1. Its a blatant patent extender. Effexor XR, which brought in $3.8 billion for Wyeth in 2007, is losing patent protection this year, and Wyeth is introducing desvenlafaxine, which is simply Effexors main metabolite, as a novel antidepressant. Theres nothing novel about it. Every patient who takes Effexor produces Pristiq in their own body, at no additional charge.
2. Its not very effective. In the studies released so far, Pristiq just barely squeaks by placebo on the Hamilton Depression scale. In the U.S. study, Pristiq decreased the HamD by only 2 points (-11.5 vs. -9.5 for placebo), and in the European study, the differences was 2.5 points. And for the higher 100 mg dose, there was no difference between drug and placebo for U.S. patients.

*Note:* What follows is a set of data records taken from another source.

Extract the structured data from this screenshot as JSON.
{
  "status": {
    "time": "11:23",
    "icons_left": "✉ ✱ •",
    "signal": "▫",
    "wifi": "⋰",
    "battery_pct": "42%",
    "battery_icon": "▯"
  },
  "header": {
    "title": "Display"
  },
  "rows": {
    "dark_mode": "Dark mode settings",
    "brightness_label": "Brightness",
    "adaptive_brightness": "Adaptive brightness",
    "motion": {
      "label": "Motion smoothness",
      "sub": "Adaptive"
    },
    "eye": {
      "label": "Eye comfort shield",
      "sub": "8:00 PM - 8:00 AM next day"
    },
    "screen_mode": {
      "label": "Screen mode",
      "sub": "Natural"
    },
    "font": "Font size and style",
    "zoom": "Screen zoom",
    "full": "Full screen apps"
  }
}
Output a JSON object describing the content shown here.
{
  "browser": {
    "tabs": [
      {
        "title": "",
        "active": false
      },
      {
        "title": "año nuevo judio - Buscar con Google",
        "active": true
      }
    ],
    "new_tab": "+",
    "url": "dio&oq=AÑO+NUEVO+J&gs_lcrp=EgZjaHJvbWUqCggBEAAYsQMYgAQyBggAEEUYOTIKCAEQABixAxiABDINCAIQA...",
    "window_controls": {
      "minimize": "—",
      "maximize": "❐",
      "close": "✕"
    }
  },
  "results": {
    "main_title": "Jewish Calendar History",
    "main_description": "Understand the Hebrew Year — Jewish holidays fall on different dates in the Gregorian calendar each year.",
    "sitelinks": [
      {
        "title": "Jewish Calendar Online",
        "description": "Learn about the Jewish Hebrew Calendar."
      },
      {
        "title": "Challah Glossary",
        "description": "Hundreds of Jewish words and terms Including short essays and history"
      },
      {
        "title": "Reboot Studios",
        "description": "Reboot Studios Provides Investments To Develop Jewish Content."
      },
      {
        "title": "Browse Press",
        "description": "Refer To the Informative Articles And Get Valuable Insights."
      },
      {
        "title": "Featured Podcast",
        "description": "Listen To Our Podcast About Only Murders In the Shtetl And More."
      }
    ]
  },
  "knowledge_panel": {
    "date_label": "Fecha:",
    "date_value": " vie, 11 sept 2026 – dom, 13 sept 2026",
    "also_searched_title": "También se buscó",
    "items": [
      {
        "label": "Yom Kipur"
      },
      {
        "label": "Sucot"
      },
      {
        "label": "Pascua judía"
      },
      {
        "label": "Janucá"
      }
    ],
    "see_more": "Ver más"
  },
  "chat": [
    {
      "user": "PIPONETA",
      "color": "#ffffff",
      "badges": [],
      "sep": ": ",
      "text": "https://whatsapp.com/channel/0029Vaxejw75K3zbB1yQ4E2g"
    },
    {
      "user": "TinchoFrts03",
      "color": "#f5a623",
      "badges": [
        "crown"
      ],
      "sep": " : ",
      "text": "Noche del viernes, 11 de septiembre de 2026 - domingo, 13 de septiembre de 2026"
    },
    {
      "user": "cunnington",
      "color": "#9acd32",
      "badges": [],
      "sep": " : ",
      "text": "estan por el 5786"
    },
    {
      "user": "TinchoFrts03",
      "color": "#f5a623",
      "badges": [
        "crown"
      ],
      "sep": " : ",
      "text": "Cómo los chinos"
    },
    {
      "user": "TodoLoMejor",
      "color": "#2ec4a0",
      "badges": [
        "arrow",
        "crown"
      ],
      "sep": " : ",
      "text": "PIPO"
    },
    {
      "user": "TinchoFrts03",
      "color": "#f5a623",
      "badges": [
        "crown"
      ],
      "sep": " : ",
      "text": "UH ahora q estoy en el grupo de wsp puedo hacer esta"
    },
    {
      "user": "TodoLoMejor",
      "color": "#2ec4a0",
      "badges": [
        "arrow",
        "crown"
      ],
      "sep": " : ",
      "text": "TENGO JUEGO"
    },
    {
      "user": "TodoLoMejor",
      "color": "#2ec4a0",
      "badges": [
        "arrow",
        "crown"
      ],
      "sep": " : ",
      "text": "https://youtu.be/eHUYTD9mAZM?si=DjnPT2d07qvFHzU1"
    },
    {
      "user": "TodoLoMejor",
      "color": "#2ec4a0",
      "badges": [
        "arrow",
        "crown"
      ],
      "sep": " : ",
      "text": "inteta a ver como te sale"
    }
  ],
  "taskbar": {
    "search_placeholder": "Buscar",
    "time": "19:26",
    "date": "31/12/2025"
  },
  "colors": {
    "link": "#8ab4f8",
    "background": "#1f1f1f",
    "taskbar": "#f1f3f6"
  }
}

3. Its not very effective. In the studies released so far, Pristiq just barely squeaks by placebo on the Hamilton Depression scale. In the U.S. study, Pristiq decreased the HamD by only 2 points (-11.5 vs. -9.5 for placebo), and in the European study, the differences was 2.5 points. And for the higher 100 mg dose, there was no difference between drug and placebo for U.S. patients.
3. It is not more easily dosed than Effexor XR. The main Wyeth marketing point for Pristiq is that patients can get better by taking the beginning dose of 50 mg, eliminating the need for a complicated upward dose titration process. Sorry, but this is not different from Effexor. If you look at one of the original fixed-dose studies of Effexor, comparing patients taking 75 mg, 225 mg, or 375 mg, youll find that the 75 mg dose separated from placebo as well as Pristiqs 50 mg. Psychiatrists typically begin Effexor at either 37.5 or 75 mg/day. At least with Effexor XR, when you keep increasing the dose, efficacy improves, meaning it actually has an efficacy advantage over Pristiq, because when you increase the dose of Pristiq, you lose efficacy, according to the U.S. study data.
4. It has no meaningful metabolic advantages. Wyeth will highlight the fact that Pristiq is not metabolized by the P-450 system and therefore does not have any drug-drug interactions. Well, guess what, Effexor has no clinically meaningful drug-drug interactions either.
5. Wyeths own lead investigator is unimpressed. I spoke briefly with Dr. Michael Liebowitz, the Columbia University psychiatrist who led the major Pristiq trials. Pristiq, he said, is another SNRI--it is not a revolutionary drug. It may be more tolerable at the starting 50 mg dose, he said, but only time will tell if it truly is clinically useful. If it is useful, then it will make money for the company, and if it is not, it wont.
Wyeth denied order to block rival's generic drug...Booyah!
http://blog.taragana.com/n/judge-de...ht-to-block-rivals-generic-antibiotic-177838/
Right...so a few weeks ago, I told my director that generic Zosyn was coming out the last week of September. He told me it didn't matter because he got a deal from Wyeth that allows him to buy frozen Zosyn from Baxter at the same price as the Apo generic. WTF is that all about? I wonder if he legitimately got that deal or was just making it up to save face because he signed a contract. You heard of Wyeth pushing anything like that?
How can Baxter/Wyeth promise pricing that's not established? Some of the GPO pricing has been published already. If I were you, I'd make sure to demand the price "match" that's been promised..
But, really, should I spend that much time helping someone else's career?